Regenia Gagnier (b. 24 June 1953) is a scholar of Victorian and modern British literature, the geopolitics of language and literature migration, world literatures and political economy, and Professor of English at the University of Exeter.

==Biography==
Gagnier was Professor of English at Stanford University from 1982-1996 and Professor of English at the University of Exeter since 1996. She received a Guggenheim Fellowship in 1991. She was elected as a Fellow of the Academy of Europe in 2014 and as a Fellow of the British Academy in 2020. She is also a Fellow of St Catherine's College, Oxford.

==Select publications==
- Gagnier, R. 1986. Idylls of the Marketplace: Oscar Wilde and the Victorian Public. Stanford University Press.

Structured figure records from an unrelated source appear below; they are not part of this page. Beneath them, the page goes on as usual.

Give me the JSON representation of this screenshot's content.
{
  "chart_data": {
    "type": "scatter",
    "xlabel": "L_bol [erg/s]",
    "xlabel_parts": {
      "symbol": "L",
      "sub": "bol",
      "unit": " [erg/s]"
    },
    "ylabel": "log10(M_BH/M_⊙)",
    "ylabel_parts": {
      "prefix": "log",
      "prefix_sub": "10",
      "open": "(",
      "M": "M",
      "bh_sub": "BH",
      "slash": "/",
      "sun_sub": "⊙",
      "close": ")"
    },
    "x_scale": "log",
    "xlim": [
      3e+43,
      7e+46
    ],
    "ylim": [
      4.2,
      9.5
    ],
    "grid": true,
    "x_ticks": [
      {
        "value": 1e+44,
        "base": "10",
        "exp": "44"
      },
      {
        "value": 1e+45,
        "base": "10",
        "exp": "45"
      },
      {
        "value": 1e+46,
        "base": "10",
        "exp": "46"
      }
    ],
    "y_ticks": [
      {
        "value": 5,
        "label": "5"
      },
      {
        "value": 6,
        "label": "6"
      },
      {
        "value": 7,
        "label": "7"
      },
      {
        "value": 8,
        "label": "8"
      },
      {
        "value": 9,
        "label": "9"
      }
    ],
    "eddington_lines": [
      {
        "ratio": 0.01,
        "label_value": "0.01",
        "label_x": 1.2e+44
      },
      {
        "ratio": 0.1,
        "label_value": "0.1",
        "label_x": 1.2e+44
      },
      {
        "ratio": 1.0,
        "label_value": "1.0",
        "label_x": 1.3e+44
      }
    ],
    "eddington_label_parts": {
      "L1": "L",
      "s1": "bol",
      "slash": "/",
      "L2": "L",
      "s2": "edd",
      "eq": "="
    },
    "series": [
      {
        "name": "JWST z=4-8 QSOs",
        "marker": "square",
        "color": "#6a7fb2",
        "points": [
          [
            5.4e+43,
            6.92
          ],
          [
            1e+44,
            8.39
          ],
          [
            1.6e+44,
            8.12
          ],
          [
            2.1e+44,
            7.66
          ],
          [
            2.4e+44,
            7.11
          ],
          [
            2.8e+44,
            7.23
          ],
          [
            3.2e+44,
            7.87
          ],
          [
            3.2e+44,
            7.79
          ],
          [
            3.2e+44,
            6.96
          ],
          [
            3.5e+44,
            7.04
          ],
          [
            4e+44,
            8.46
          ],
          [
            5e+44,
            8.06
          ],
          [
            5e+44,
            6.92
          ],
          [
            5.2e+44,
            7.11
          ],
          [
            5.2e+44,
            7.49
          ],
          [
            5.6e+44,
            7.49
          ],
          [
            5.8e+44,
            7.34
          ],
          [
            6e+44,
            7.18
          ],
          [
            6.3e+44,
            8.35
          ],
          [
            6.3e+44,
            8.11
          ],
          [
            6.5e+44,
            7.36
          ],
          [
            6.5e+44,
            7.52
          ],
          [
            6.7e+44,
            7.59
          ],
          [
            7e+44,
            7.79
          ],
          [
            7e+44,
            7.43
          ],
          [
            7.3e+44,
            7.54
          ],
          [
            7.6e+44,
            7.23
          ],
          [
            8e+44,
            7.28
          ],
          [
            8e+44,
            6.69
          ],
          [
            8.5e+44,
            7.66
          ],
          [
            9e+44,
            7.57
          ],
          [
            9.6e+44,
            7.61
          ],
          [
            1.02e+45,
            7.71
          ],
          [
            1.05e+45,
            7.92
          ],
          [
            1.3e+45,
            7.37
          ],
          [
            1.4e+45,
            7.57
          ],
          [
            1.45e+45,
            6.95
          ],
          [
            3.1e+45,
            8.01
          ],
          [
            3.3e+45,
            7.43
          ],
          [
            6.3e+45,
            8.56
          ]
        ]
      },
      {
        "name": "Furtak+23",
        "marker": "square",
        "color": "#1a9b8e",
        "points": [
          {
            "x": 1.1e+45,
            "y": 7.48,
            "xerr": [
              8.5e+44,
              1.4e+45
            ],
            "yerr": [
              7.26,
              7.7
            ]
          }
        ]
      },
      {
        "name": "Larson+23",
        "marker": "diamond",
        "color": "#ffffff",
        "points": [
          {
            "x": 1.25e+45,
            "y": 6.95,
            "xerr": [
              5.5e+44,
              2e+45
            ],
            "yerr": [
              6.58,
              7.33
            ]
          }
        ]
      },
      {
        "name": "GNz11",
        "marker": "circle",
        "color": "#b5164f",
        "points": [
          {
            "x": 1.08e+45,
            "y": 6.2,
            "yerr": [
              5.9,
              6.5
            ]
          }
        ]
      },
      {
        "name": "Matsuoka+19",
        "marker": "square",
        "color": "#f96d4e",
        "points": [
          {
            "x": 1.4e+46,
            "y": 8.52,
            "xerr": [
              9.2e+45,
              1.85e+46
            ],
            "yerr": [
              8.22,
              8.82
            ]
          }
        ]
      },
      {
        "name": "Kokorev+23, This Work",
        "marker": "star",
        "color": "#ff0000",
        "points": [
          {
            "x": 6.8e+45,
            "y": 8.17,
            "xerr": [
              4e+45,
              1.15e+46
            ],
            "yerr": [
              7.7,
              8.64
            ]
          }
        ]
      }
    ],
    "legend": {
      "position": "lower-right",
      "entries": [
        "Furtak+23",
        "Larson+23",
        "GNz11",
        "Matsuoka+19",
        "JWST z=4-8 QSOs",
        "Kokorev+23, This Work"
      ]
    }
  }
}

- Gagnier, R. 1991. Subjectivities: A History of Self-Representation in Britain 1832-1920. Oxford University Press.
- Gagnier, R. 2000. The Insatiability of Human Wants: Economics and Aesthetics in Market Society. University of Chicago Press.
- Gagnier, R. 2010. Individualism, Decadence and Globalization: On the Relationship of Part to Whole, 1859–1920. Palgrave Macmillan.
- Gagnier, R. 2018. Literatures of Liberalization: Global Circulation and the Long Nineteenth Century. Palgrave Macmillan.